L’absence de moments collectifs pour accompagner la mort d’un patient est également mise en lumière par les entretiens menés. En effet, la mort est un moment charnière qui entraîne une réorganisation sociale. Les rituels funéraires ne se limitent pas à de simples actes de mémoire, ils sont également un moyen de renforcer les liens communautaires. En partageant leur chagrin, les membres d’une commu-nauté créent un espace de solidarité et de soutien mutuel. Ainsi, ils maintiennent le lien social entre les vivants et les morts tout en offrant un espace pour l’expression des émotions. Ils offrent donc un soutien inestimable aux personnes endeuillées, qu’il s’agissent de professionnels ou des membres de l’entourage.
Vers une réflexion collective
La mort, en tant que sujet de réflexion, nous pousse à interroger nos propres représentations, mais aussi à envisager des cadres institutionnels plus humains et respectueux des valeurs des professionnels, des patients et de leur entourage. Un risque élevé de burn out est repéré auprès des soignants qui se sentent souvent « maltraités » par les institutions et la société, considérant que celles-ci ne leur fournissent ni les outils, ni les espaces, ni le temps nécessaires pour élaborer l’expérience de la mort. Afin de prévenir l’épuisement professionnel et de favoriser un accompagnement de qualité, des espaces de dialogue et de soutien à destination des soignants s’avèrent nécessaires.
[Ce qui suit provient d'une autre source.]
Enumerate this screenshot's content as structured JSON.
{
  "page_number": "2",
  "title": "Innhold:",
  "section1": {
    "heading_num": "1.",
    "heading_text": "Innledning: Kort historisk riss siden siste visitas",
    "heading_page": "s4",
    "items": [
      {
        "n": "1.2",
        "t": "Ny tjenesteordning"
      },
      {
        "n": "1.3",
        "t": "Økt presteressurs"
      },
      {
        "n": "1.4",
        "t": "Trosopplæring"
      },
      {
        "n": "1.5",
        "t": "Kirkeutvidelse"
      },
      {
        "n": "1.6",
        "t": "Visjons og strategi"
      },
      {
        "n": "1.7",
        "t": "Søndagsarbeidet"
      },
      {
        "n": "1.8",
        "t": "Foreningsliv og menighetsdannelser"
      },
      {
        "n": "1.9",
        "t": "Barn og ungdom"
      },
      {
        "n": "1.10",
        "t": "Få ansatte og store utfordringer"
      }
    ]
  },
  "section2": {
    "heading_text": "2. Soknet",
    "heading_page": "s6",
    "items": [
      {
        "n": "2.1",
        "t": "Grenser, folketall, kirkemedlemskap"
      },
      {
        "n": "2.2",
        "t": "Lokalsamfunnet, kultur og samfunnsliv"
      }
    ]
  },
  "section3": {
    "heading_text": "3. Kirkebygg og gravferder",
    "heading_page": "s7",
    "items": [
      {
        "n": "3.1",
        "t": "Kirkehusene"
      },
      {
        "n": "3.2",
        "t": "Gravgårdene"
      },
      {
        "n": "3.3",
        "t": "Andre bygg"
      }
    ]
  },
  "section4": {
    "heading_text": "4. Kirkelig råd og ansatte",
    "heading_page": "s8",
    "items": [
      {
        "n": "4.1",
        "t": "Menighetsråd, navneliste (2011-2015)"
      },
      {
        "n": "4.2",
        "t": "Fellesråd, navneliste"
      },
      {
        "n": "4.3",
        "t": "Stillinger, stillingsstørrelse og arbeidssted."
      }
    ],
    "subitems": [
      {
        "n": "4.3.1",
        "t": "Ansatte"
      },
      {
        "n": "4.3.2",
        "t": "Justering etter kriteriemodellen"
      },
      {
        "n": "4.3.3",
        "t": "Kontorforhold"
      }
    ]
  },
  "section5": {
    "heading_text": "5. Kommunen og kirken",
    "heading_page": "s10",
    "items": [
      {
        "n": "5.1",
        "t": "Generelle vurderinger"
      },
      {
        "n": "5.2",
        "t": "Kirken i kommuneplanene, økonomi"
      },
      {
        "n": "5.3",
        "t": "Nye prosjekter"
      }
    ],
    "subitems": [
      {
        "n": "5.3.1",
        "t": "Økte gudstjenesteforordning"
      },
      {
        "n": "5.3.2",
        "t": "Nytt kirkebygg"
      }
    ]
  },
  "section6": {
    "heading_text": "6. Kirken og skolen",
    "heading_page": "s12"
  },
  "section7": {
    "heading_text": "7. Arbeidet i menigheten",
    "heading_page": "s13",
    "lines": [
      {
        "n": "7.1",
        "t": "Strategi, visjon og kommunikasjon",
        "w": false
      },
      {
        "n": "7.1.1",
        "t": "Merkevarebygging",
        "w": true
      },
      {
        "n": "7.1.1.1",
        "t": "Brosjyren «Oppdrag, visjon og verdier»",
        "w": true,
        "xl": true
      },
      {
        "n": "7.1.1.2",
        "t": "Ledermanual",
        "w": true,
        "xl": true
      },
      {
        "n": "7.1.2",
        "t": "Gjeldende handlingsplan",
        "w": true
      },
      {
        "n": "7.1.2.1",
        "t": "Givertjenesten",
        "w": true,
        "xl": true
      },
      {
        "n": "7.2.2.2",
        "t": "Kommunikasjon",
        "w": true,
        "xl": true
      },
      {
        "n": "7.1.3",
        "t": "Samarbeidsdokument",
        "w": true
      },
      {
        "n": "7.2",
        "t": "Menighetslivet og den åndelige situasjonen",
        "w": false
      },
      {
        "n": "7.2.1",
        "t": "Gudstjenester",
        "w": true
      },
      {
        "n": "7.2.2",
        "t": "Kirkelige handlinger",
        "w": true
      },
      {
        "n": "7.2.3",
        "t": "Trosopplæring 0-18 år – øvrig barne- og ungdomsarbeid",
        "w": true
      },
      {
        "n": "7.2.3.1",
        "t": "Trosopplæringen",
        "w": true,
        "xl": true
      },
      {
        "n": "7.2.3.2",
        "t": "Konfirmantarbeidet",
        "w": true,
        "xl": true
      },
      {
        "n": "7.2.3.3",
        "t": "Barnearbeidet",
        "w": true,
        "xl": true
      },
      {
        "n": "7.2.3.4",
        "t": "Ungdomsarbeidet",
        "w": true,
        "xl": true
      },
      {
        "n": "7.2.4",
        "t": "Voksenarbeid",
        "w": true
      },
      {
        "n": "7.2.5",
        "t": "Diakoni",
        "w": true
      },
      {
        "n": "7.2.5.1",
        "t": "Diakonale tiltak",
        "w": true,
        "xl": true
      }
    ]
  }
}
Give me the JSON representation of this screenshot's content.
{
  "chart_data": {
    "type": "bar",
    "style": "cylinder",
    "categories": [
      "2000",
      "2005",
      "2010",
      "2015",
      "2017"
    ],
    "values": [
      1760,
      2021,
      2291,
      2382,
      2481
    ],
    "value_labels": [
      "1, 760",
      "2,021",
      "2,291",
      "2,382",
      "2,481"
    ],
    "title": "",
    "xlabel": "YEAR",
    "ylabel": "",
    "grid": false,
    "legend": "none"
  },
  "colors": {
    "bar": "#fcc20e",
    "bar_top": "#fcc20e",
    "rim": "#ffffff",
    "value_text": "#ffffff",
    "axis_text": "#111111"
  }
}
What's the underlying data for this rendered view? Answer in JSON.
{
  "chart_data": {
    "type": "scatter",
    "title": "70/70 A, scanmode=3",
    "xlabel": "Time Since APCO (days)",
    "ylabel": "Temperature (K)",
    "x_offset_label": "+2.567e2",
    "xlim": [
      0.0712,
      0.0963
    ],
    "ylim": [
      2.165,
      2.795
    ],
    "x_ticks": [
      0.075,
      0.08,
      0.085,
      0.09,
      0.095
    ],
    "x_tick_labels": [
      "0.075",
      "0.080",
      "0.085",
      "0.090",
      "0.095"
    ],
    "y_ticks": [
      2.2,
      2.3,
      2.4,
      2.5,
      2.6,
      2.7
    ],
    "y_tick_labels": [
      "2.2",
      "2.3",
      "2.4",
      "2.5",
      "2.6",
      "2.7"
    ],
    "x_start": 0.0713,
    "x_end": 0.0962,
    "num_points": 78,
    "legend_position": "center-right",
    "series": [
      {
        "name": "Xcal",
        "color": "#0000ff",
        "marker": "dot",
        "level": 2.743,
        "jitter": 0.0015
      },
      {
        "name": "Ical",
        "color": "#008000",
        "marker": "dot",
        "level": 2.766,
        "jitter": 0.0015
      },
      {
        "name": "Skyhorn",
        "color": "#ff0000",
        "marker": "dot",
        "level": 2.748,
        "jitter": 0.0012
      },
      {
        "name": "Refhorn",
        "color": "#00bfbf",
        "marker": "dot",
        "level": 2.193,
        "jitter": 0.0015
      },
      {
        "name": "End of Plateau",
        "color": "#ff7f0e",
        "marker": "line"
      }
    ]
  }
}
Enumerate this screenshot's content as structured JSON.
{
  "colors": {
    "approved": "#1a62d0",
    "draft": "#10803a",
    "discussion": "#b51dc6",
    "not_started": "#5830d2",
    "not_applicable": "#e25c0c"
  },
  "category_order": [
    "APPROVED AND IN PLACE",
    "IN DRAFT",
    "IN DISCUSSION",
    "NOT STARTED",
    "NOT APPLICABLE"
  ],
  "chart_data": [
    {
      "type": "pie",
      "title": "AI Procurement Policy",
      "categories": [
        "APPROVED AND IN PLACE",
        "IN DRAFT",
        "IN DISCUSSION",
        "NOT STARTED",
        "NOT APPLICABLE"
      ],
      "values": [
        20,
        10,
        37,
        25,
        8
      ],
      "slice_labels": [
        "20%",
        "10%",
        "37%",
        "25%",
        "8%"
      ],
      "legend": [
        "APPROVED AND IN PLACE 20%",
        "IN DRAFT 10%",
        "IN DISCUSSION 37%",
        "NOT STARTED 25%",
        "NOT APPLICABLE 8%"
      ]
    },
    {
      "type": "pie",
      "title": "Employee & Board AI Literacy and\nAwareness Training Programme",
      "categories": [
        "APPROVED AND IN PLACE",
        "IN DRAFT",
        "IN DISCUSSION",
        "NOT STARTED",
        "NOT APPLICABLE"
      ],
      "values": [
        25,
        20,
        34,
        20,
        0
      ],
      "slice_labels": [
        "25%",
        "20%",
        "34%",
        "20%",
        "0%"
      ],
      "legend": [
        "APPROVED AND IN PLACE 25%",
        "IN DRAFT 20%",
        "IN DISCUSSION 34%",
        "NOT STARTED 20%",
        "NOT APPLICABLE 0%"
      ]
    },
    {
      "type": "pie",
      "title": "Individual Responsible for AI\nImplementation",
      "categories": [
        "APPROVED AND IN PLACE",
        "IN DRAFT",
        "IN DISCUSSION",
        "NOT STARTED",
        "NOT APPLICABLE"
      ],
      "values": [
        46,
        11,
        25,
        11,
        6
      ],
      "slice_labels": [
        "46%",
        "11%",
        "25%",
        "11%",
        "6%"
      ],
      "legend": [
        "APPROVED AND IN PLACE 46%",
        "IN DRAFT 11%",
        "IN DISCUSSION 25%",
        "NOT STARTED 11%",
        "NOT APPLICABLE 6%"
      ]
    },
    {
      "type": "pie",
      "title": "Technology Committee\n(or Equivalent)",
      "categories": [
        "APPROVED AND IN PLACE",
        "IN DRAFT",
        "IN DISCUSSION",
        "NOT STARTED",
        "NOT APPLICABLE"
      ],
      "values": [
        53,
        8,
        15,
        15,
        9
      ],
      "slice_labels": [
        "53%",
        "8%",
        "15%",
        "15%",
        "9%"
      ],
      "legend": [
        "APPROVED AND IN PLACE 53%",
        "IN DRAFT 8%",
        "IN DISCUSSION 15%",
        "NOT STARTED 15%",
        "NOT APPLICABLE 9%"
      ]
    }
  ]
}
Il importe aussi que des temps de formation soient proposés afin que les dimensions émotionnelles, culturelles et spirituelles de la mort soient abordées.
Notes de bas de page
1 Cette recherche a été menée à Livourne, en Italie, entre 2008 et 2010. Dare protezione est une association italienne qui s’inspire des principes de la philosophie bouddhiste tibétaine. Elle a été fondée dans le but de promouvoir la culture de l’accompagnement à la mort afin de soutenir les individus et les familles dans le processus délicat de la maladie grave et de la fin de vie. Grâce à la présence de bénévoles, d’assistants spirituels et de coaches, les personnes bénéficient d’un soutien humain et spirituel en soins palliatifs.